The food franchise space is being moved by elements connected to the overall restaurant experience: convenience, payment method, dine-in options, and delivery. Baby boomers steered America into the fast food drive. Millennials drive the food industry through technology, swiping, tapping, and clicking the food service industry into a mix of digital convenience and real-life community eating experiences.
The advent of online ordering, third-party delivery apps such as GrubHub and UberEATS, and extensive use of technology in day-to-day operations has made many new formats of food franchise business possible. Gone are the days when a food franchise was only a quick-service dine-in place, a cafe, or a full-service fine-dining restaurant. Whether you can invest big or small, various formats in food retail franchising work. Owning a food franchise business is no longer a distant dream.
The new trends defining the food franchise business landscape
New-age restaurant technology
Acute labor shortage and high employee turnover are an unsaid reality of the restaurant industry, more so in QSR franchise chains like McDonald's and Starbucks. To tackle the shortage and simplify redundant tasks, the food franchise industry has turned to technology. New technologies continue to make inroads to help restaurants beat labor shortage, improve service standards, and meet tech-savvy customer expectations. Some chains have added self-serve kiosks to speed up ordering. Restaurants are embracing a wide array of technologies across many functions, including:
- QR code menus and ordering
- Contactless payment using apps
- Pick-up lockers for deliveries
- Robots for flipping burgers
Shift from multi-unit to multi-brand franchisees
The franchise model started with a franchisee running a single unit. It evolved to a franchisee operating multiple units within a territory, and over the last decade it has evolved again to operating multi-brand franchises. What is multi-brand franchising?
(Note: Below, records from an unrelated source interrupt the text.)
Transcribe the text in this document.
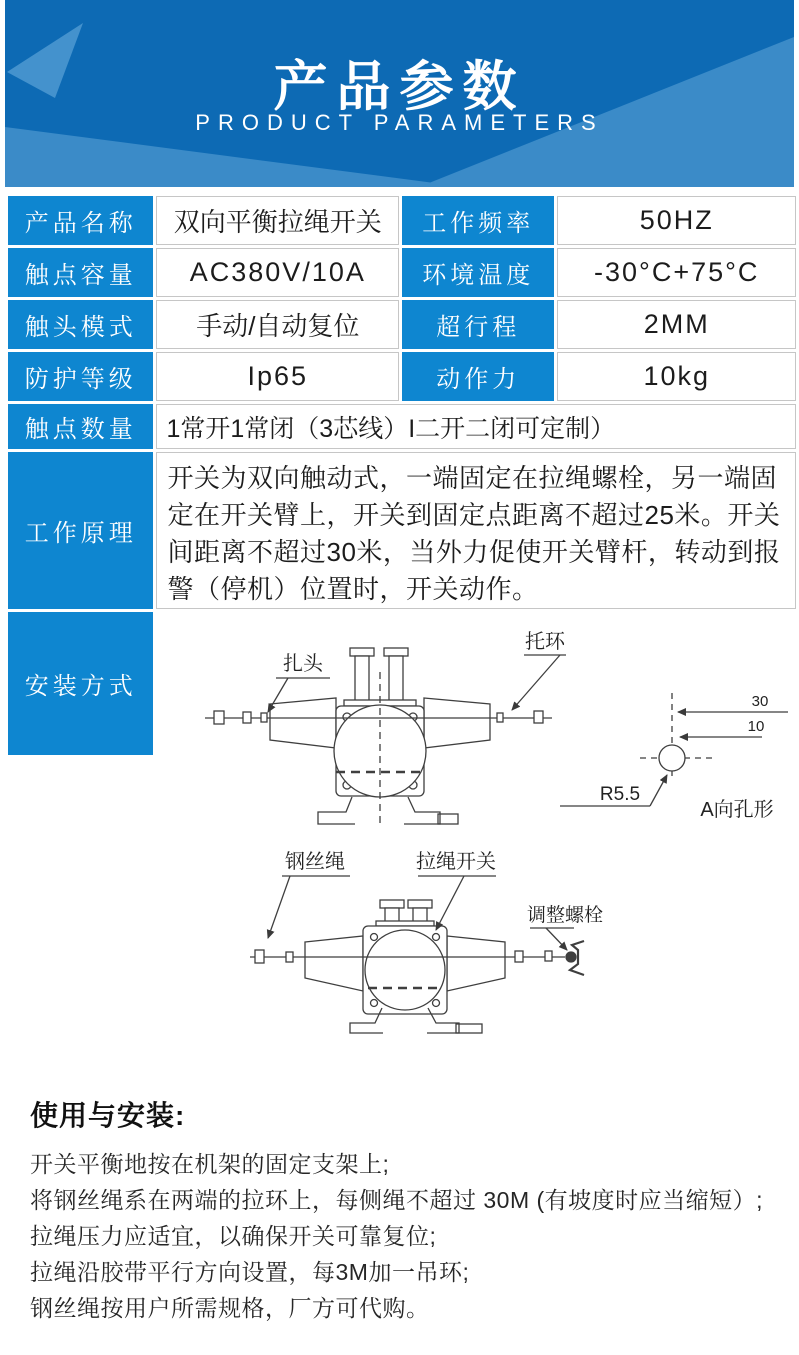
产品参数
PRODUCT PARAMETERS
产品名称	双向平衡拉绳开关	工作频率	50HZ
触点容量	AC380V/10A	环境温度	-30°C+75°C
触头模式	手动/自动复位	超行程	2MM
防护等级	Ip65	动作力	10kg
触点数量	1常开1常闭（3芯线）I二开二闭可定制）		
工作原理	开关为双向触动式，一端固定在拉绳螺栓，另一端固定在开关臂上，开关到固定点距离不超过25米。开关间距离不超过30米，当外力促使开关臂杆，转动到报警（停机）位置时，开关动作。		
安装方式			
扎头
托环
30
10
R5.5
A向孔形
钢丝绳	拉绳开关
调整螺栓
使用与安装:

开关平衡地按在机架的固定支架上;

将钢丝绳系在两端的拉环上，每侧绳不超过 30M (有坡度时应当缩短）;

拉绳压力应适宜，以确保开关可靠复位;

拉绳沿胶带平行方向设置，每3M加一吊环;

钢丝绳按用户所需规格，厂方可代购。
Many companies, such as Yum Foods, own and manage several brands, with restaurants running under different brand names. This is a way to expand into newer business opportunities, minimize labor needs, and optimize resources by sharing them between facilities. A few well-known multi-brand franchise pairings are Dunkin' Donuts and Baskin Robbins, or Kentucky Fried Chicken and Taco Bell. Business risk diversification and a lack of territory availability for the primary brand in preferred geographies are the key drivers behind the growing popularity of the multi-brand franchise model.
Once multi-unit franchisees gain experience and knowledge in a specific market, their next logical growth path is to expand with a new brand in the same market. They know this market well, and it is like a safe haven for them.
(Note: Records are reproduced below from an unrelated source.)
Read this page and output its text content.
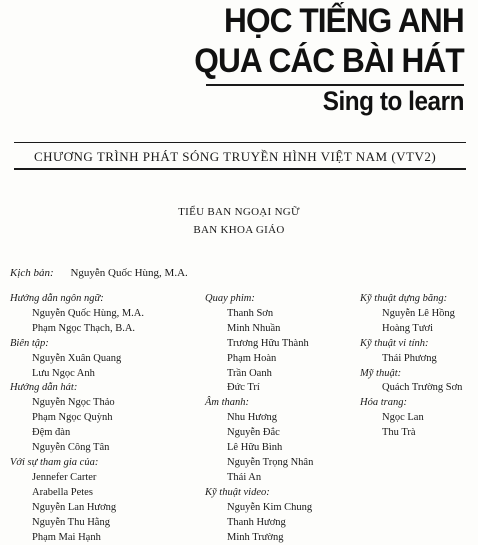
HỌC TIẾNG ANH
QUA CÁC BÀI HÁT
Sing to learn
CHƯƠNG TRÌNH PHÁT SÓNG TRUYỀN HÌNH VIỆT NAM (VTV2)
TIỂU BAN NGOẠI NGỮ
BAN KHOA GIÁO
Kịch bản: Nguyễn Quốc Hùng, M.A.
Hướng dẫn ngôn ngữ:
Nguyễn Quốc Hùng, M.A.
Phạm Ngọc Thạch, B.A.
Biên tập:
Nguyễn Xuân Quang
Lưu Ngọc Anh
Hướng dẫn hát:
Nguyễn Ngọc Thảo
Phạm Ngọc Quỳnh
Đệm đàn
Nguyễn Công Tân
Với sự tham gia của:
Jennefer Carter
Arabella Petes
Nguyễn Lan Hương
Nguyễn Thu Hằng
Phạm Mai Hạnh
Quay phim:
Thanh Sơn
Minh Nhuần
Trương Hữu Thành
Phạm Hoàn
Trần Oanh
Đức Trí
Âm thanh:
Nhu Hương
Nguyễn Đắc
Lê Hữu Bình
Nguyễn Trọng Nhân
Thái An
Kỹ thuật video:
Nguyễn Kim Chung
Thanh Hương
Minh Trường
Kỹ thuật dựng băng:
Nguyễn Lê Hồng
Hoàng Tươi
Kỹ thuật vi tính:
Thái Phương
Mỹ thuật:
Quách Trường Sơn
Hóa trang:
Ngọc Lan
Thu Trà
Demand for more pick-up and delivery options
Food delivery has grown sharply and remains in high demand, despite many COVID regulations being lifted. To survive the competition, franchise food business owners need to offer versatile delivery and pick-up options. Offering both in-house delivery and third-party delivery helps tap a large market, and both modes have their own merits. In-house delivery has little to no room for communication gaps, while third-party delivery eases franchisees from the logistics of order deliveries.
Growth of ghost kitchens
Ghost kitchens are restaurants that only prepare food for delivery, with no dine-in option for customers. Customers order food via apps or websites. Ghost kitchens are becoming more popular by the day. Their rising popularity presents an opportunity for franchise business owners to branch out and use ghost kitchens to capture growing delivery demand without a significant rise in operational costs.
Interest in healthier food options
Eating healthy is trending and becoming fashionable. More people now look for plant-based or healthy options on restaurant menus when dining out. Fast food franchises need to catch up on this trend and offer an array of healthy choices alongside their fast food menu.
Push for more sustainable business models
Sustainability is the buzzword across industries, and the restaurant industry is no exception. A growing share of Americans think about sustainable food production. How does one create a sustainable restaurant franchise?
- Be vocal for local, and build a menu around easily accessible local produce
- Find ways to minimize gas and water usage
- Switch to renewable energy sources
- Implement recycling
- Minimize food waste
- Use recyclable packaging
Closing thoughts
Technology is redefining all areas of our lives and businesses, and the food franchise industry is no exception.